You can affect the ecosystem and change dominance as part of your turn, and also lock down certain dominancies (only after you've eaten at least one shrimp). The other way the game can end is if all 10 dominance tiles have been locked down.

One of the main actions on your turn is the ability to lay down new coral. This can expand your current territory, or create new territory that you intend to claim, or just eat some of your opponent's coral to prevent them from eating too big of a reef. If you grow a coral over another colour (that it is dominant over) you get to collect the tiles that you've enveloped and can use them as a sort of currency to perform other actions. This is how you can affect the open sea ecosystem, or you can just use them to lay down larger reefs during your actions. (You can normally use only 4 tiles to grow a reef, but you can add as many tiles as you want that you've already devoured before). The key to winning the game is building up a good store of these "currency" tiles in front of your player shield. One strategy is two just grow a reef and then immediately devour it back up with another reef just to collect the tiles.

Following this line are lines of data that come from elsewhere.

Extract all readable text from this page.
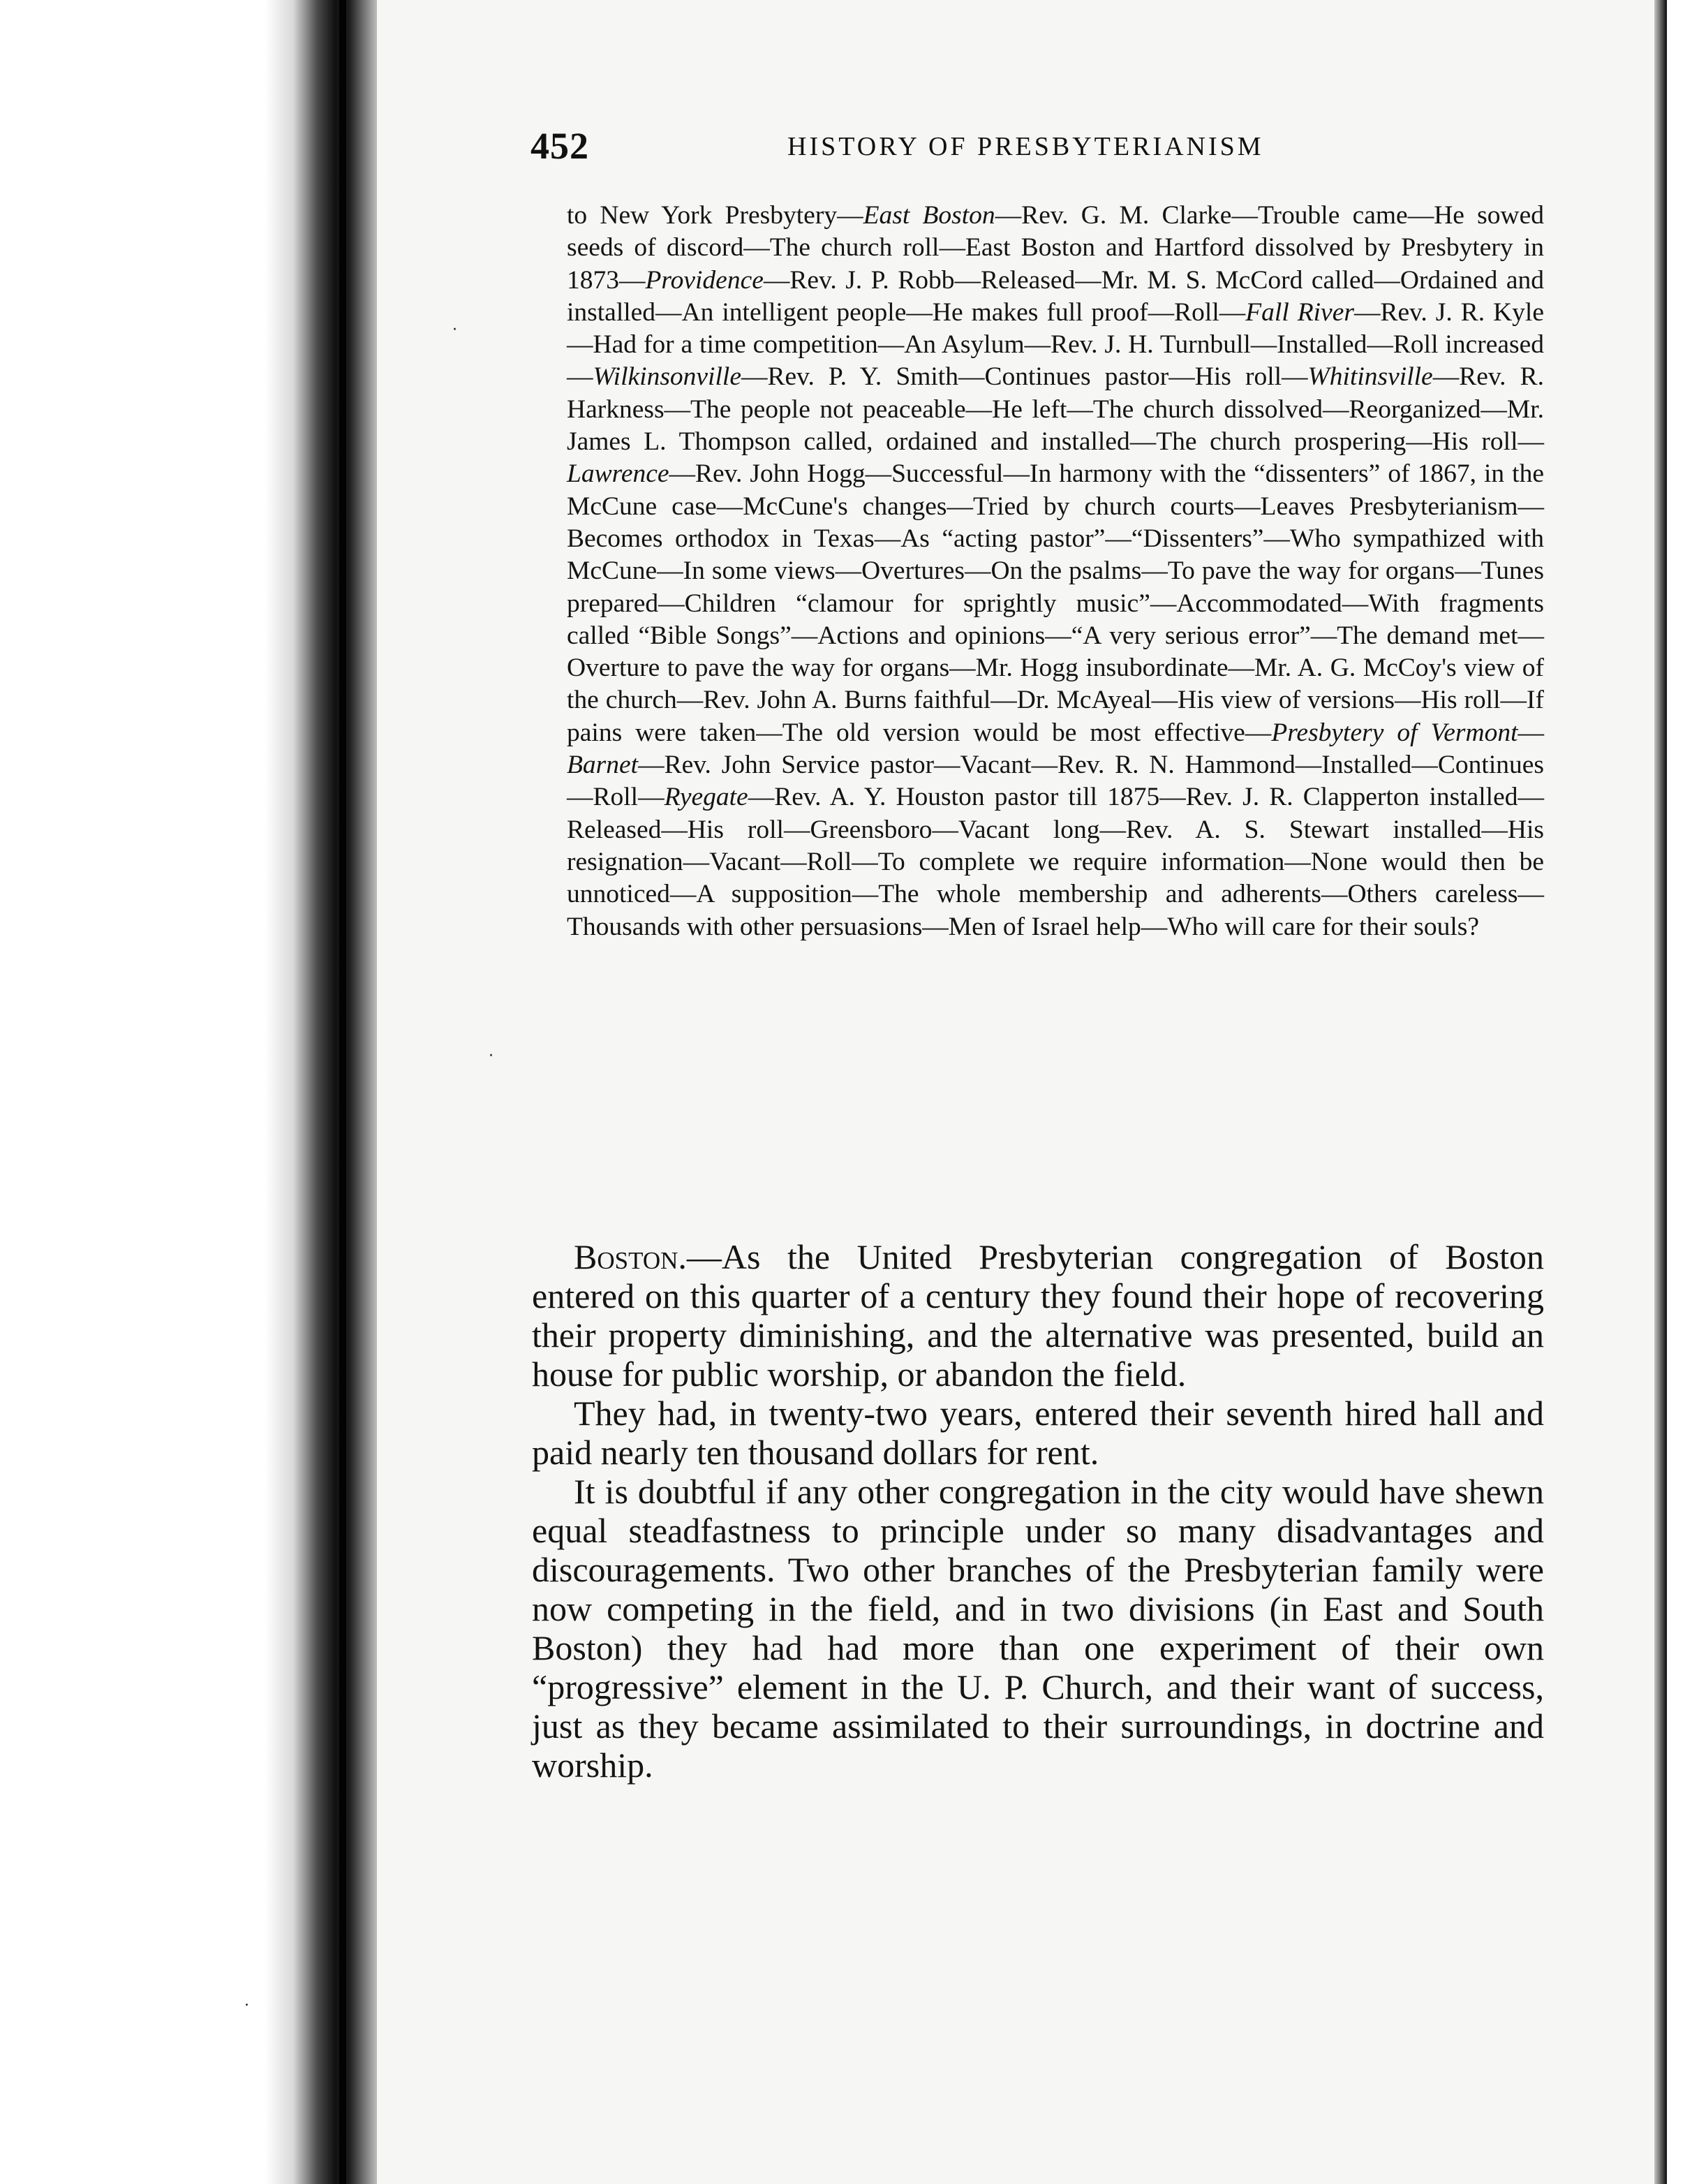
·
·
·
452	HISTORY OF PRESBYTERIANISM

to New York Presbytery—East Boston—Rev. G. M. Clarke—Trouble came—He sowed seeds of discord—The church roll—East Boston and Hartford dissolved by Presbytery in 1873—Providence—Rev. J. P. Robb—Released—Mr. M. S. McCord called—Ordained and installed—An intelligent people—He makes full proof—Roll—Fall River—Rev. J. R. Kyle—Had for a time competition—An Asylum—Rev. J. H. Turnbull—Installed—Roll increased—Wilkinsonville—Rev. P. Y. Smith—Continues pastor—His roll—Whitinsville—Rev. R. Harkness—The people not peaceable—He left—The church dissolved—Reorganized—Mr. James L. Thompson called, ordained and installed—The church prospering—His roll—Lawrence—Rev. John Hogg—Successful—In harmony with the “dissenters” of 1867, in the McCune case—McCune's changes—Tried by church courts—Leaves Presbyterianism—Becomes orthodox in Texas—As “acting pastor”—“Dissenters”—Who sympathized with McCune—In some views—Overtures—On the psalms—To pave the way for organs—Tunes prepared—Children “clamour for sprightly music”—Accommodated—With fragments called “Bible Songs”—Actions and opinions—“A very serious error”—The demand met—Overture to pave the way for organs—Mr. Hogg insubordinate—Mr. A. G. McCoy's view of the church—Rev. John A. Burns faithful—Dr. McAyeal—His view of versions—His roll—If pains were taken—The old version would be most effective—Presbytery of Vermont—Barnet—Rev. John Service pastor—Vacant—Rev. R. N. Hammond—Installed—Continues—Roll—Ryegate—Rev. A. Y. Houston pastor till 1875—Rev. J. R. Clapperton installed—Released—His roll—Greensboro—Vacant long—Rev. A. S. Stewart installed—His resignation—Vacant—Roll—To complete we require information—None would then be unnoticed—A supposition—The whole membership and adherents—Others careless—Thousands with other persuasions—Men of Israel help—Who will care for their souls?

Boston.—As the United Presbyterian congregation of Boston entered on this quarter of a century they found their hope of recovering their property diminishing, and the alternative was presented, build an house for public worship, or abandon the field.

They had, in twenty-two years, entered their seventh hired hall and paid nearly ten thousand dollars for rent.

It is doubtful if any other congregation in the city would have shewn equal steadfastness to principle under so many disadvantages and discouragements. Two other branches of the Presbyterian family were now competing in the field, and in two divisions (in East and South Boston) they had had more than one experiment of their own “progressive” element in the U. P. Church, and their want of success, just as they became assimilated to their surroundings, in doctrine and worship.
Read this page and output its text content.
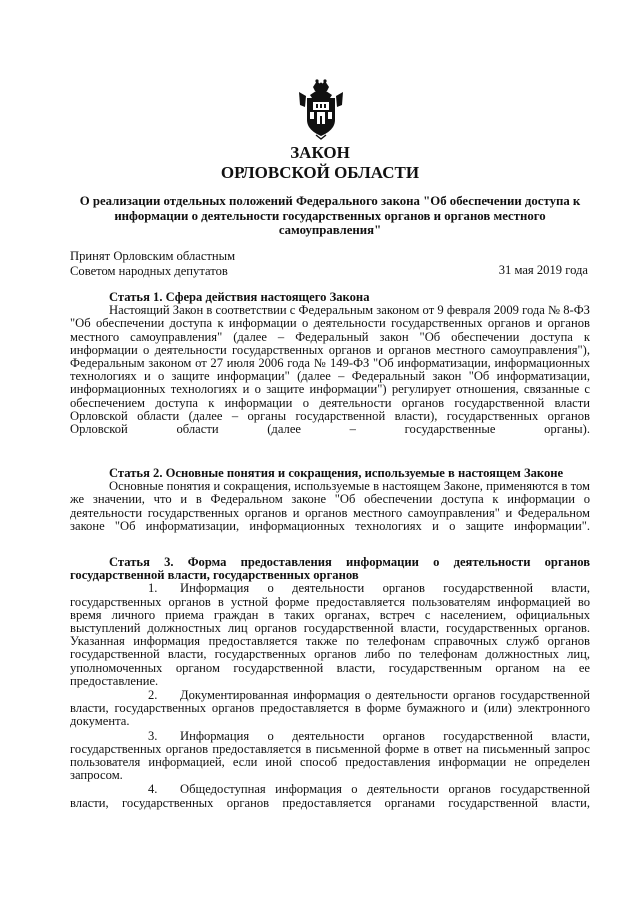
ЗАКОН
ОРЛОВСКОЙ ОБЛАСТИ
О реализации отдельных положений Федерального закона "Об обеспечении доступа к информации о деятельности государственных органов и органов местного самоуправления"
Принят Орловским областным
Советом народных депутатов	31 мая 2019 года
Статья 1. Сфера действия настоящего Закона
Настоящий Закон в соответствии с Федеральным законом от 9 февраля 2009 года № 8-ФЗ "Об обеспечении доступа к информации о деятельности государственных органов и органов местного самоуправления" (далее – Федеральный закон "Об обеспечении доступа к информации о деятельности государственных органов и органов местного самоуправления"), Федеральным законом от 27 июля 2006 года № 149-ФЗ "Об информатизации, информационных технологиях и о защите информации" (далее – Федеральный закон "Об информатизации, информационных технологиях и о защите информации") регулирует отношения, связанные с обеспечением доступа к информации о деятельности органов государственной власти Орловской области (далее – органы государственной власти), государственных органов Орловской области (далее – государственные органы).
Статья 2. Основные понятия и сокращения, используемые в настоящем Законе
Основные понятия и сокращения, используемые в настоящем Законе, применяются в том же значении, что и в Федеральном законе "Об обеспечении доступа к информации о деятельности государственных органов и органов местного самоуправления" и Федеральном законе "Об информатизации, информационных технологиях и о защите информации".
Статья 3. Форма предоставления информации о деятельности органов государственной власти, государственных органов
1. Информация о деятельности органов государственной власти, государственных органов в устной форме предоставляется пользователям информацией во время личного приема граждан в таких органах, встреч с населением, официальных выступлений должностных лиц органов государственной власти, государственных органов. Указанная информация предоставляется также по телефонам справочных служб органов государственной власти, государственных органов либо по телефонам должностных лиц, уполномоченных органом государственной власти, государственным органом на ее предоставление.
2. Документированная информация о деятельности органов государственной власти, государственных органов предоставляется в форме бумажного и (или) электронного документа.
3. Информация о деятельности органов государственной власти, государственных органов предоставляется в письменной форме в ответ на письменный запрос пользователя информацией, если иной способ предоставления информации не определен запросом.
4. Общедоступная информация о деятельности органов государственной власти, государственных органов предоставляется органами государственной власти,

----------Session Here------------

In our game Mory started out looking to be strongest as he built and devoured some very large reefs and we were unable to stop him (though I did sacrifice a move that I really wanted to make in order to take out one of his reefs... eventually I was able to use that reef I made anyways). I ate a small 5 tile reef just to start getting the game moving and be able to lock down dominance tiles. Then Marc grew one of his reefs to be exceedingly large, but placed his shrimp badly which allowed my to come in and eat alot of it setting up a good spot to eat a reef of my own. I was then set up to eat two fairly large reefs, and I ended the game in three straight turns (though possibly four). Because of the speed that the game ended with, the other players (especially Eliezer) were unable to get their reefs in a shape to be eaten successfully and were caught with uneaten and/or suboptimal reefs. This was mainly a learning game though as we were just feeling out the mechanics.

Avri 34, Mory 23, Marc 20, Eliezer 10

------------End Session--------------

The games feels a bit like Tigris & Euphrates as you're laying out tiles for growing and attacking reefs instead of kingdoms and you have shrimp instead of leaders. The way you draw new tiles though is a lot more controlled than in T&E, as there are 5 open sea spaces that each have a larve cube (needed to lay out new coral growth) and between 1-3 tiles on them. At the end of your turn you choose one of the 5 spaces and collect the contents. So you may wish that there were differently coloured tiles along with the yellow cube, but in the end there is a lot more control over what you draw here and there is no issue with "not drawing enough reds." (Not to knock T&E, I still love T&E and think you can win with pretty much any tile draw... but some people think otherwise.).

It took us about 2 hours to play it for our first game, and about 20-30 minutes to explain it. It's actually not all that complicated once you get into it, but there is a definite learning curve in that you will need to play a few times to figure out what you really want to be doing. I'm looking forward to playing it again.